Peter forced a laugh. ‘I can’t believe you. You have to do everything I do, don’t you? You can’t just let me have one thing that makes me happy, can you? Just one measly thing I have that’s mine and no one else’s. Can you just not ruin it?’
‘I don’t see . . .’ I stopped myself. I saw it.
Happy. The gym made him happy.
The idea that it might make me happy too instantly ruined it for him.
I watched his chest rise and fall with each short breath. His eyes were wide and his neck, tensed. And in that moment, when we’d both run out of things to say, I realised that I couldn’t fix him. At least, not in the way Yiayia wanted. There was no Peter fix that involved me.
I turned on my heels. ‘Come on, Sticks.’
I felt Peter’s eyes on me as we left.
Sticks followed me out. We sat on the curb around the corner, Sticks tapping his crutches on the road, me replaying Peter’s tantrum in my mind.
I thought of Simon ignoring my calls and ditching me for champagne. And his status feed . . .
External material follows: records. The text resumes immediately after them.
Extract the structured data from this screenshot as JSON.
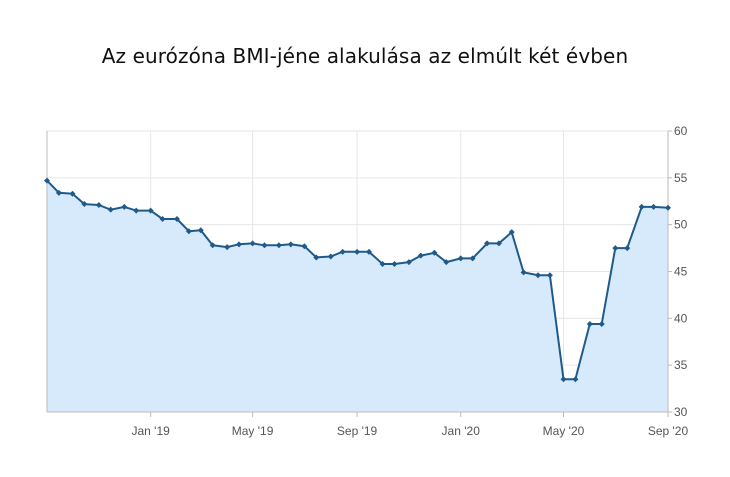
{
  "chart_data": {
    "type": "area",
    "title": "Az eurózóna BMI-jéne alakulása az elmúlt két évben",
    "xlabel": "",
    "ylabel": "",
    "ylim": [
      30,
      60
    ],
    "yticks": [
      "30",
      "35",
      "40",
      "45",
      "50",
      "55",
      "60"
    ],
    "xticks": [
      "Jan '19",
      "May '19",
      "Sep '19",
      "Jan '20",
      "May '20",
      "Sep '20"
    ],
    "grid": true,
    "legend": "none",
    "x": [
      "2018-09-01",
      "2018-09-15",
      "2018-10-01",
      "2018-10-15",
      "2018-11-01",
      "2018-11-15",
      "2018-12-01",
      "2018-12-15",
      "2019-01-01",
      "2019-01-15",
      "2019-02-01",
      "2019-02-15",
      "2019-03-01",
      "2019-03-15",
      "2019-04-01",
      "2019-04-15",
      "2019-05-01",
      "2019-05-15",
      "2019-06-01",
      "2019-06-15",
      "2019-07-01",
      "2019-07-15",
      "2019-08-01",
      "2019-08-15",
      "2019-09-01",
      "2019-09-15",
      "2019-10-01",
      "2019-10-15",
      "2019-11-01",
      "2019-11-15",
      "2019-12-01",
      "2019-12-15",
      "2020-01-01",
      "2020-01-15",
      "2020-02-01",
      "2020-02-15",
      "2020-03-01",
      "2020-03-15",
      "2020-04-01",
      "2020-04-15",
      "2020-05-01",
      "2020-05-15",
      "2020-06-01",
      "2020-06-15",
      "2020-07-01",
      "2020-07-15",
      "2020-08-01",
      "2020-08-15",
      "2020-09-01"
    ],
    "values": [
      54.7,
      53.4,
      53.3,
      52.2,
      52.1,
      51.6,
      51.9,
      51.5,
      51.5,
      50.6,
      50.6,
      49.3,
      49.4,
      47.8,
      47.6,
      47.9,
      48.0,
      47.8,
      47.8,
      47.9,
      47.7,
      46.5,
      46.6,
      47.1,
      47.1,
      47.1,
      45.8,
      45.8,
      46.0,
      46.7,
      47.0,
      46.0,
      46.4,
      46.4,
      48.0,
      48.0,
      49.2,
      44.9,
      44.6,
      44.6,
      33.5,
      33.5,
      39.4,
      39.4,
      47.5,
      47.5,
      51.9,
      51.9,
      51.8
    ],
    "colors": {
      "line": "#1f5a8a",
      "fill": "#d7eafc",
      "grid": "#e6e6e6",
      "axis": "#bbbbbb"
    }
  }
}
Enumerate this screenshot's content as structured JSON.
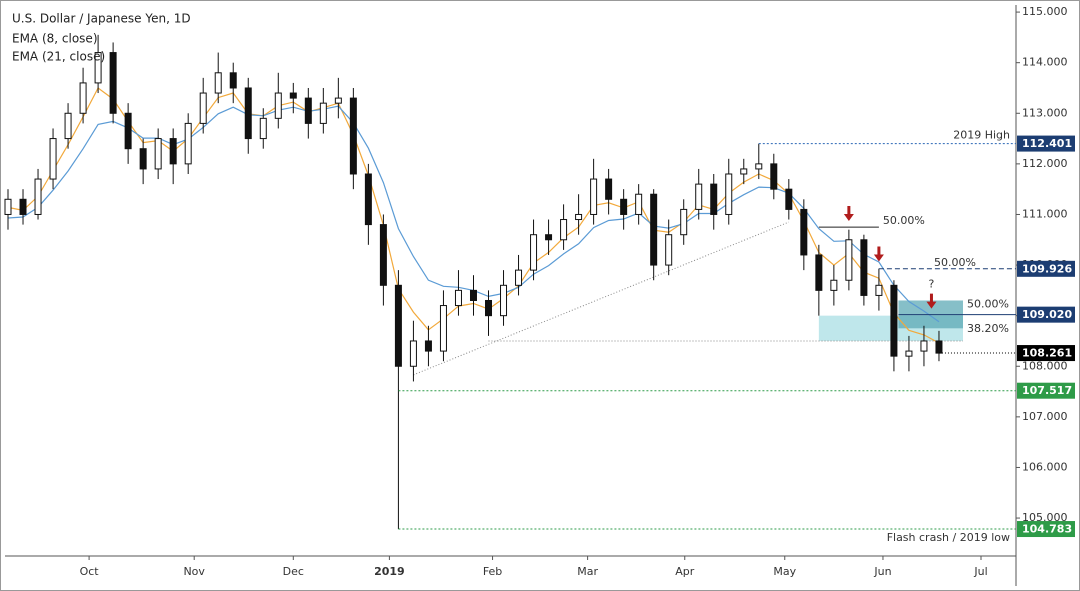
{
  "chart_data": {
    "type": "candlestick",
    "title": "U.S. Dollar / Japanese Yen, 1D",
    "indicators": [
      "EMA (8, close)",
      "EMA (21, close)"
    ],
    "xlim": [
      -0.2,
      67.13
    ],
    "ylim": [
      104.25,
      115.14
    ],
    "xticks": [
      {
        "value": 5.4,
        "label": "Oct"
      },
      {
        "value": 12.4,
        "label": "Nov"
      },
      {
        "value": 19,
        "label": "Dec"
      },
      {
        "value": 25.4,
        "label": "2019"
      },
      {
        "value": 32.27,
        "label": "Feb"
      },
      {
        "value": 38.6,
        "label": "Mar"
      },
      {
        "value": 45.07,
        "label": "Apr"
      },
      {
        "value": 51.73,
        "label": "May"
      },
      {
        "value": 58.27,
        "label": "Jun"
      },
      {
        "value": 64.8,
        "label": "Jul"
      }
    ],
    "yticks": [
      {
        "value": 105,
        "label": "105.000"
      },
      {
        "value": 106,
        "label": "106.000"
      },
      {
        "value": 107,
        "label": "107.000"
      },
      {
        "value": 108,
        "label": "108.000"
      },
      {
        "value": 109,
        "label": "109.000"
      },
      {
        "value": 110,
        "label": "110.000"
      },
      {
        "value": 111,
        "label": "111.000"
      },
      {
        "value": 112,
        "label": "112.000"
      },
      {
        "value": 113,
        "label": "113.000"
      },
      {
        "value": 114,
        "label": "114.000"
      },
      {
        "value": 115,
        "label": "115.000"
      }
    ],
    "open": [
      111.0,
      111.3,
      111.0,
      111.7,
      112.5,
      113.0,
      113.6,
      114.2,
      113.0,
      112.3,
      111.9,
      112.5,
      112.0,
      112.8,
      113.4,
      113.8,
      113.5,
      112.5,
      112.9,
      113.4,
      113.3,
      112.8,
      113.2,
      113.3,
      111.8,
      110.8,
      109.6,
      108.0,
      108.5,
      108.3,
      109.2,
      109.5,
      109.3,
      109.0,
      109.6,
      109.9,
      110.6,
      110.5,
      110.9,
      111.0,
      111.7,
      111.3,
      111.0,
      111.4,
      110.0,
      110.6,
      111.1,
      111.6,
      111.0,
      111.8,
      111.9,
      112.0,
      111.5,
      111.1,
      110.2,
      109.5,
      109.7,
      110.5,
      109.4,
      109.6,
      108.2,
      108.3,
      108.5
    ],
    "high": [
      111.5,
      111.5,
      111.9,
      112.7,
      113.2,
      113.9,
      114.55,
      114.4,
      113.2,
      112.5,
      112.7,
      112.7,
      113.0,
      113.7,
      114.2,
      114.0,
      113.7,
      113.1,
      113.8,
      113.6,
      113.5,
      113.5,
      113.7,
      113.5,
      112.0,
      111.0,
      109.9,
      108.9,
      108.8,
      109.5,
      109.9,
      109.8,
      109.5,
      109.9,
      110.2,
      110.9,
      110.9,
      111.2,
      111.4,
      112.1,
      111.9,
      111.5,
      111.6,
      111.5,
      110.9,
      111.3,
      111.9,
      111.8,
      112.1,
      112.1,
      112.4,
      112.2,
      111.7,
      111.3,
      110.4,
      110.0,
      110.7,
      110.6,
      109.93,
      109.7,
      108.6,
      108.8,
      108.7
    ],
    "low": [
      110.7,
      110.8,
      110.9,
      111.5,
      112.3,
      112.8,
      113.4,
      112.8,
      112.0,
      111.6,
      111.7,
      111.6,
      111.8,
      112.6,
      113.2,
      113.2,
      112.2,
      112.3,
      112.7,
      113.0,
      112.5,
      112.6,
      112.9,
      111.5,
      110.4,
      109.2,
      104.78,
      107.7,
      108.0,
      108.1,
      109.0,
      109.0,
      108.6,
      108.8,
      109.4,
      109.7,
      110.2,
      110.3,
      110.6,
      110.8,
      111.0,
      110.7,
      110.8,
      109.7,
      109.8,
      110.4,
      110.9,
      110.7,
      110.8,
      111.6,
      111.7,
      111.3,
      110.9,
      109.9,
      109.0,
      109.2,
      109.5,
      109.2,
      109.1,
      107.9,
      107.9,
      108.0,
      108.1
    ],
    "close": [
      111.3,
      111.0,
      111.7,
      112.5,
      113.0,
      113.6,
      114.2,
      113.0,
      112.3,
      111.9,
      112.5,
      112.0,
      112.8,
      113.4,
      113.8,
      113.5,
      112.5,
      112.9,
      113.4,
      113.3,
      112.8,
      113.2,
      113.3,
      111.8,
      110.8,
      109.6,
      108.0,
      108.5,
      108.3,
      109.2,
      109.5,
      109.3,
      109.0,
      109.6,
      109.9,
      110.6,
      110.5,
      110.9,
      111.0,
      111.7,
      111.3,
      111.0,
      111.4,
      110.0,
      110.6,
      111.1,
      111.6,
      111.0,
      111.8,
      111.9,
      112.0,
      111.5,
      111.1,
      110.2,
      109.5,
      109.7,
      110.5,
      109.4,
      109.6,
      108.2,
      108.3,
      108.5,
      108.26
    ],
    "series": [
      {
        "name": "EMA (8, close)",
        "color": "#f2a93b",
        "values": [
          111.14,
          111.08,
          111.36,
          111.87,
          112.38,
          112.93,
          113.5,
          113.28,
          112.84,
          112.42,
          112.46,
          112.25,
          112.5,
          112.91,
          113.31,
          113.4,
          112.99,
          112.95,
          113.15,
          113.22,
          113.03,
          113.11,
          113.2,
          112.57,
          111.77,
          110.79,
          109.53,
          109.07,
          108.72,
          108.94,
          109.19,
          109.24,
          109.13,
          109.34,
          109.59,
          110.04,
          110.25,
          110.54,
          110.75,
          111.18,
          111.23,
          111.13,
          111.25,
          110.69,
          110.65,
          110.85,
          111.19,
          111.1,
          111.42,
          111.64,
          111.8,
          111.67,
          111.41,
          110.87,
          110.25,
          110.0,
          110.23,
          109.86,
          109.74,
          109.05,
          108.71,
          108.62,
          108.46
        ]
      },
      {
        "name": "EMA (21, close)",
        "color": "#5b9bd5",
        "values": [
          110.93,
          110.95,
          111.14,
          111.48,
          111.86,
          112.3,
          112.78,
          112.84,
          112.71,
          112.51,
          112.51,
          112.38,
          112.49,
          112.72,
          112.99,
          113.12,
          112.97,
          112.95,
          113.06,
          113.12,
          113.04,
          113.08,
          113.14,
          112.81,
          112.31,
          111.63,
          110.72,
          110.17,
          109.7,
          109.58,
          109.56,
          109.5,
          109.38,
          109.44,
          109.56,
          109.82,
          109.99,
          110.22,
          110.42,
          110.74,
          110.88,
          110.91,
          111.03,
          110.77,
          110.73,
          110.82,
          111.02,
          111.02,
          111.22,
          111.39,
          111.54,
          111.53,
          111.42,
          111.12,
          110.72,
          110.47,
          110.48,
          110.21,
          110.06,
          109.6,
          109.28,
          109.09,
          108.88
        ]
      }
    ],
    "up_color": "#ffffff",
    "down_color": "#111111",
    "levels": [
      {
        "value": 112.401,
        "label": "112.401",
        "from": 50,
        "color": "#1c3d72",
        "line": "#2a66b5",
        "dash": "2,2",
        "note": "2019 High"
      },
      {
        "value": 109.926,
        "label": "109.926",
        "from": 58,
        "color": "#1c3d72",
        "line": "#1c3d72",
        "dash": "5,3"
      },
      {
        "value": 109.02,
        "label": "109.020",
        "from": 59.3,
        "color": "#1c3d72",
        "line": "#1c3d72",
        "dash": "1,0"
      },
      {
        "value": 108.261,
        "label": "108.261",
        "from": 62,
        "color": "#000000",
        "line": "#000000",
        "dash": "1,2"
      },
      {
        "value": 107.517,
        "label": "107.517",
        "from": 26,
        "color": "#2e9b48",
        "line": "#2e9b48",
        "dash": "2,2"
      },
      {
        "value": 104.783,
        "label": "104.783",
        "from": 26,
        "color": "#2e9b48",
        "line": "#2e9b48",
        "dash": "2,2",
        "note": "Flash crash / 2019 low"
      }
    ],
    "zones": [
      {
        "from": 54,
        "to": 63.6,
        "top": 109.0,
        "bottom": 108.5,
        "color": "#a9dfe4"
      },
      {
        "from": 59.3,
        "to": 63.6,
        "top": 109.3,
        "bottom": 108.75,
        "color": "#5eaab5"
      }
    ],
    "fibs": [
      {
        "label": "50.00%",
        "value": 110.75,
        "from": 54,
        "to": 58,
        "color": "#222222"
      },
      {
        "label": "50.00%",
        "value": 109.926,
        "from": 61.4,
        "to": 61.4,
        "color": "#777777"
      },
      {
        "label": "50.00%",
        "value": 109.1,
        "from": 63.6,
        "to": 63.6,
        "color": "#222222"
      },
      {
        "label": "38.20%",
        "value": 108.62,
        "from": 63.6,
        "to": 63.6,
        "color": "#999999"
      }
    ],
    "lines": [
      {
        "from": [
          27,
          107.83
        ],
        "to": [
          52,
          110.85
        ]
      },
      {
        "from": [
          32,
          108.5
        ],
        "to": [
          63.6,
          108.5
        ]
      }
    ],
    "arrows": [
      {
        "at": [
          56,
          110.85
        ]
      },
      {
        "at": [
          58,
          110.05
        ]
      },
      {
        "at": [
          61.5,
          109.12
        ],
        "label": "?"
      }
    ],
    "arrow_color": "#b01c1c"
  }
}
Was completing the bucket list really the best thing for them? By meeting Yiayia’s wishes, was I actually working against what my brothers wanted?
I asked Sticks.
‘How do you mean?’
‘You saw Simon’s profile,’ I said. ‘He’s having the time of his life in Brisbane. He’s genuinely happy up there.’
‘So?’
‘So, I’m working on the assumption Yiayia’s right, that her master plan for mending the family will make us all happier. But what if she’s wrong? What if coming back to Sydney won’t make Simon happy? What if moving away from us already has?’
Sticks stopped tapping his crutches.
‘And what if Peter being angst-ridden and distant makes him just as happy?’ I continued. ‘What if neither of them wants the family glued back together? What if the family has already gone the way of the dodo . . . and that’s a good thing, at least for Peter and Simon?’